I had a problem when trying to install package from github using install_github("user/package") in conda with r-essentials. Errors were multiple and not descriptive.
Was able to resolve a problem using these steps:
download and unzip the package locally
activate correct conda environment (if required)
run R from command line
library(devtools)
install('/path/to/unzipped-package')
Command failed due to missing dependancies, but now I know what's missing!
run install.packages('missing-package', repos='http://cran.us.r-project.org') for all dependancies
run install('/path/to/unzipped-package') again. Now it should work!
Use Conda Forge
Five years out from the original question, I'd assert that a more contemporary solution would simply be: use Conda Forge. The Conda Forge channel not only provides broader coverage of CRAN, but also has a simple procedure and great turnaround time (typically under 24 hours) for adding a missing CRAN package to the channel.
Start from Conda Forge
I'd recommend using Conda Forge for the full stack, and use a dedicated environment for each R version you require.
conda create -n r41 -c conda-forge r-base=4.1 r-irkernel ...
where ... is whatever additional packages you require (like r-tidyverse). The r-irkernel package is optional, but included here because OP mentions using R in Jupyter.
If your environment with Jupyter (which should be in a separate environment) also has nb_conda_kernels installed, then this environment will automatically be discovered by Jupyter.
Install from Conda Forge
Generally, all R packages on CRAN have a r- prefix to the package name on Conda Forge. So, if your package of interest is pkgname, first try
conda install -n r41 -c conda-forge r-pkgname
If the package is not available, then proceed to either add it or request it.
Submit a CRAN package with Conda R Skeleton Helper
There is a helpful script collection, called conda_r_skeleton_helper for creating new Conda Forge recipes for CRAN packages. There are clear directions in the README.
In broad strokes, one will
clone the conda_r_skeleton_helper repository
edit the packages.txt file to include r-pkgname
run the script to generate the recipe
fork and clone the conda-forge/staged-recipes
copy the new recipe folder to the stage-recipes/recipes folder
commit changes, push to the fork, then submit a Pull Request back to Conda Forge
This takes maybe ~15 mins of work. Once submitted, most packages take under 24 hours to get accepted, feedstocked, and deployed to the Conda Forge channel. Once the feedstock is up and running, the Conda Forge infrastructure uses a bot to auto-detect version updates, generate new pull requests, and even auto-merge Pull Requests that successfully build. That is, maintainers have a very minimal workload, and if there are issues, a team is available to help out.
File a Package Request
For users uncomfortable with creating and maintaining a Conda Forge build, packages can be requested on Conda Forge's staged-recipes repository by filing a new Issue. There is a template for Package Request, that includes some information fields to be filled in.

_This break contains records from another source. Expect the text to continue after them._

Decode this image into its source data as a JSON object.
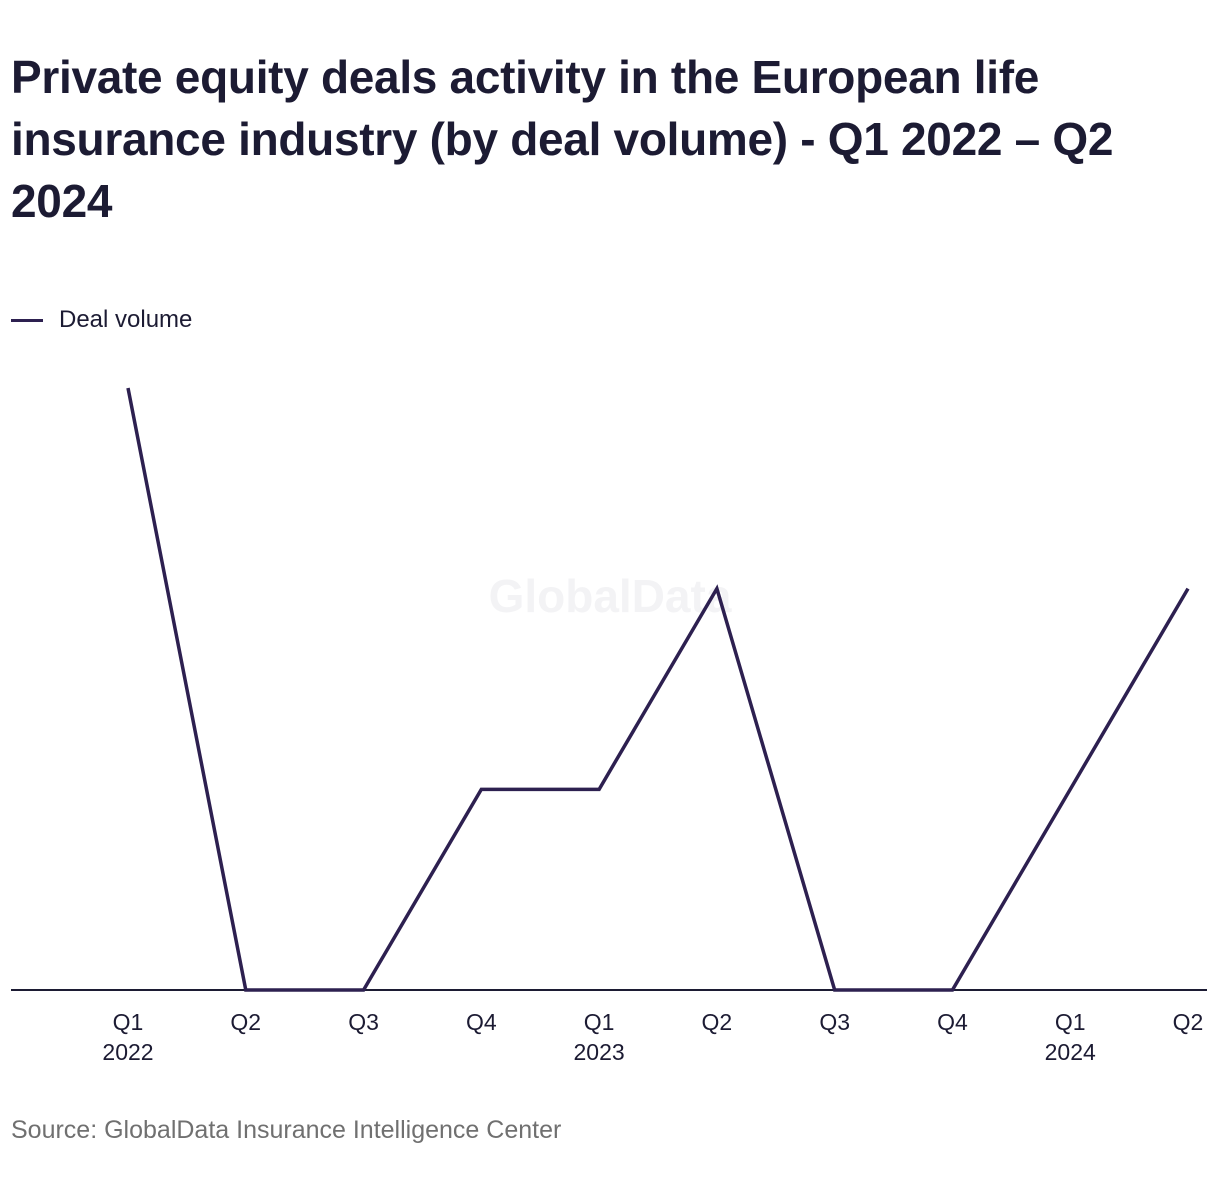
{
  "title": "Private equity deals activity in the European life insurance industry (by deal volume) - Q1 2022 – Q2 2024",
  "source": "Source: GlobalData Insurance Intelligence Center",
  "watermark": "GlobalData",
  "colors": {
    "line": "#2d2050",
    "axis": "#1c1b33",
    "text": "#1c1b33",
    "source": "#707070"
  },
  "chart_data": {
    "type": "line",
    "title": "Private equity deals activity in the European life insurance industry (by deal volume) - Q1 2022 – Q2 2024",
    "xlabel": "",
    "ylabel": "",
    "grid": false,
    "legend": "top-left",
    "categories": [
      "Q1 2022",
      "Q2 2022",
      "Q3 2022",
      "Q4 2022",
      "Q1 2023",
      "Q2 2023",
      "Q3 2023",
      "Q4 2023",
      "Q1 2024",
      "Q2 2024"
    ],
    "tick_labels": [
      [
        "Q1",
        "2022"
      ],
      [
        "Q2"
      ],
      [
        "Q3"
      ],
      [
        "Q4"
      ],
      [
        "Q1",
        "2023"
      ],
      [
        "Q2"
      ],
      [
        "Q3"
      ],
      [
        "Q4"
      ],
      [
        "Q1",
        "2024"
      ],
      [
        "Q2"
      ]
    ],
    "ylim": [
      0,
      3
    ],
    "series": [
      {
        "name": "Deal volume",
        "values": [
          3,
          0,
          0,
          1,
          1,
          2,
          0,
          0,
          1,
          2
        ]
      }
    ]
  }
}
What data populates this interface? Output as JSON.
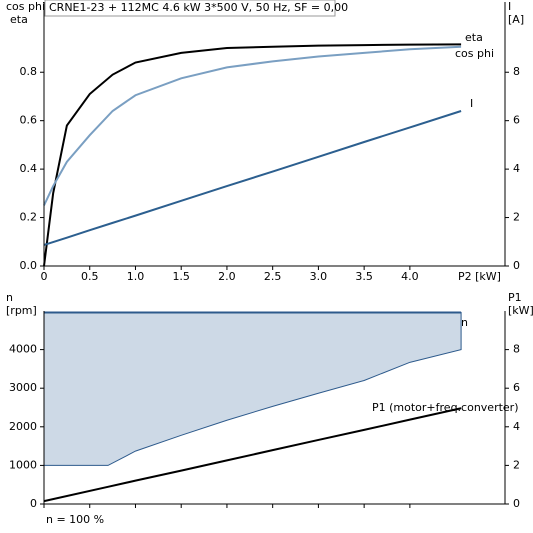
{
  "chart_data": [
    {
      "type": "line",
      "title": "CRNE1-23 + 112MC   4.6 kW   3*500 V, 50 Hz, SF = 0,00",
      "ylabel": [
        "cos phi",
        "eta"
      ],
      "y2label": [
        "I",
        "[A]"
      ],
      "xlabel": "P2 [kW]",
      "x": [
        0,
        0.1,
        0.25,
        0.5,
        0.75,
        1,
        1.5,
        2,
        2.5,
        3,
        3.5,
        4,
        4.56
      ],
      "xlim": [
        0,
        5.04
      ],
      "xticks": [
        0,
        0.5,
        {
          "value": 1,
          "label": "1.0"
        },
        1.5,
        {
          "value": 2,
          "label": "2.0"
        },
        2.5,
        {
          "value": 3,
          "label": "3.0"
        },
        3.5,
        {
          "value": 4,
          "label": "4.0"
        }
      ],
      "ylim": [
        0,
        1.09
      ],
      "yticks": [
        {
          "value": 0,
          "label": "0.0"
        },
        0.2,
        0.4,
        0.6,
        0.8
      ],
      "y2lim": [
        0,
        10.9
      ],
      "y2ticks": [
        0,
        2,
        4,
        6,
        8
      ],
      "series": [
        {
          "name": "eta",
          "color": "#000000",
          "values": [
            0,
            0.3,
            0.58,
            0.71,
            0.79,
            0.84,
            0.88,
            0.9,
            0.905,
            0.91,
            0.912,
            0.914,
            0.915
          ]
        },
        {
          "name": "cos phi",
          "color": "#7a9fc2",
          "values": [
            0.25,
            0.33,
            0.43,
            0.54,
            0.64,
            0.705,
            0.775,
            0.82,
            0.845,
            0.865,
            0.88,
            0.895,
            0.905
          ]
        },
        {
          "name": "I",
          "color": "#2c5f8f",
          "axis": "y2",
          "values": [
            0.87,
            0.99,
            1.17,
            1.48,
            1.78,
            2.08,
            2.69,
            3.3,
            3.9,
            4.51,
            5.12,
            5.72,
            6.4
          ]
        }
      ]
    },
    {
      "type": "line",
      "ylabel": [
        "n",
        "[rpm]"
      ],
      "y2label": [
        "P1",
        "[kW]"
      ],
      "note": "n = 100 %",
      "x": [
        0,
        0.7,
        1,
        1.5,
        2,
        2.5,
        3,
        3.5,
        4,
        4.56
      ],
      "xlim": [
        0,
        5.04
      ],
      "ylim": [
        0,
        5000
      ],
      "yticks": [
        0,
        1000,
        2000,
        3000,
        4000
      ],
      "y2lim": [
        0,
        10
      ],
      "y2ticks": [
        0,
        2,
        4,
        6,
        8
      ],
      "series": [
        {
          "name": "n",
          "color": "#2d5a8c",
          "fill": "#cdd9e6",
          "values": [
            4960,
            4960,
            4960,
            4960,
            4960,
            4960,
            4960,
            4960,
            4960,
            4960
          ],
          "values_low": [
            1000,
            1000,
            1370,
            1780,
            2170,
            2530,
            2870,
            3200,
            3670,
            4000
          ]
        },
        {
          "name": "P1 (motor+freq.converter)",
          "color": "#000000",
          "axis": "y2",
          "values": [
            0.15,
            0.89,
            1.21,
            1.73,
            2.26,
            2.79,
            3.32,
            3.84,
            4.37,
            4.96
          ]
        }
      ]
    }
  ]
}
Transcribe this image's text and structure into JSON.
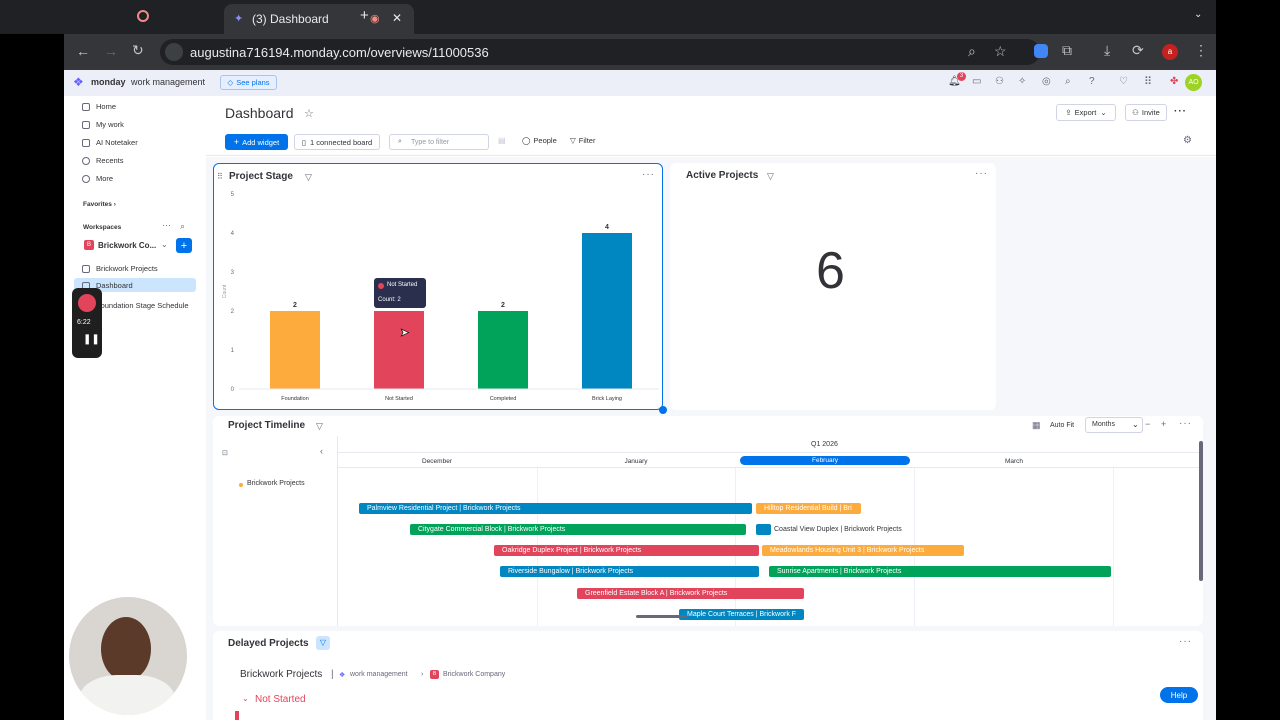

Install rpy2 with conda and add following line in your Jupyter notebook.
%load_ext rpy2.ipython
In next chunks, you can simply run any r code by specifying %R
Below is my favorite method to install and/or load r package
%R if (!require("pacman")) install.packages("pacman")
%R pacman::p_load(dplyr, data.table, package3, package4)
p_load argument will install + load the package if it's not in your lib else it will simply load it.
Someone suggested a not so elegant way around it, but actually it doesn't matter as long as it works fine.
install.packages('package','/Users/yourusernamehere/anaconda/lib/R/library')
I spent almost an entire morning looking for an answer to this problem. I was able to install the libraries on RStudio but not on Jupyter Notebook (they have different versions of R) The above solution "almost" worked, it's just that I found the Jupyter Notebook was trying to install in a different directory, and it will report what directory. So I only changed that and it worked as a charm... thanks to Dninhos
What worked for me is install.packages("package_name", type="binary").
None of the other answers have worked.